You guys are so wrapped up in this it kills me. BG was at least 20 games under .500 the last two years as "the man." BG basically had the same PER as Salmons, but wanted twice the money as a guy who had to be subbed at the most critical parts of games on defense. And as bad as Salmons has played this year, BG hasn't exactly helped Detroit win any games. Detroit's four game winning streak has completely coincided with a reduced role for BG or him being out. So they are a bad team without Rip and Prince, but they are a decent team without Rip, Prince and BG. BG is the third best SG on Detroit even. And the next time BG sniffs an all-star mention will be the first time bulls management even has to have a second thought about not resigning him. You guys are so short sighted and in such a big hurry for the bulls to be a nice 45-50 win team that it kind of sickens me. The one thing that Chicago doesn't have in common with the Lakers, Rockets, Suns, Spurs, is that they haven't had a franchise player to build around yet and won't until Rose develops. It took Jordan 7 years, Rose is only in his second year. It took 8 years to get him. It took the Celtics 21 years to get back to the championship. I really don't think you guys understand what it takes to get to a championship, especially with all this noise about BG, a guy who wouldn't even start on any of the current contenders.

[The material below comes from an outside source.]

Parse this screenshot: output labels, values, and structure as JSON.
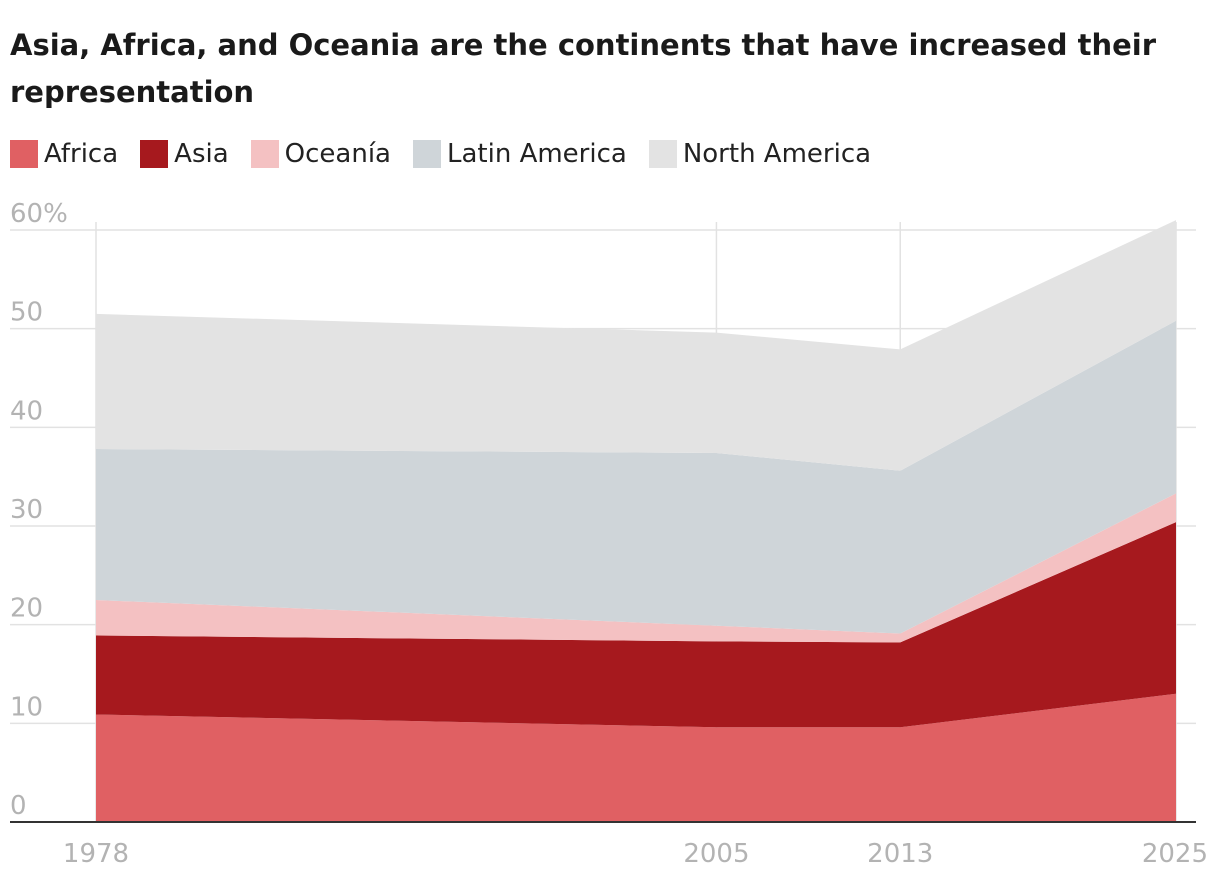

This analysis is so far off I don't even know where to start. Comparing Gordon to Salmons Comparing Jordan to Rose
In reality, it has very little to do with Gordon in particular, and a lot more to do with Gordon as just another example of how bizarro this team is.
A theory of Jerry Reinsdorf: If you reward guys who don't deserve it, or don't believe they deserve it, they reward you with loyalty. If you pay a guy who believes he's worth every penny you're paying him, you won't be buying loyalty because you're making a fair trade.
lol...fwiw...At least as a player, John Paxson did have his own awful negotiation with Krause and Reinsdorf. Jordan had to intervene.
I recently browsed through and re-read what Smith said in the Jordan Rules about Paxson. It's pretty interesting. He concluded Paxson always sold him self short by looking at himself critically, and then being willing to accept being one of the league's lowest paid players because he saw his weaknesses much more clearly than he saw his strengths. In short, this is exactly the sort of guy Reinsdorf rewards. A guy who lacks confidence and will be truly pleased to get peanuts.
Well, I'm still not done with this team. The increase in on-court performance with short-termer Tyrus and Kirk coming back, and the increasingly clownishness of the front office has dovetailed nicely to boost interest.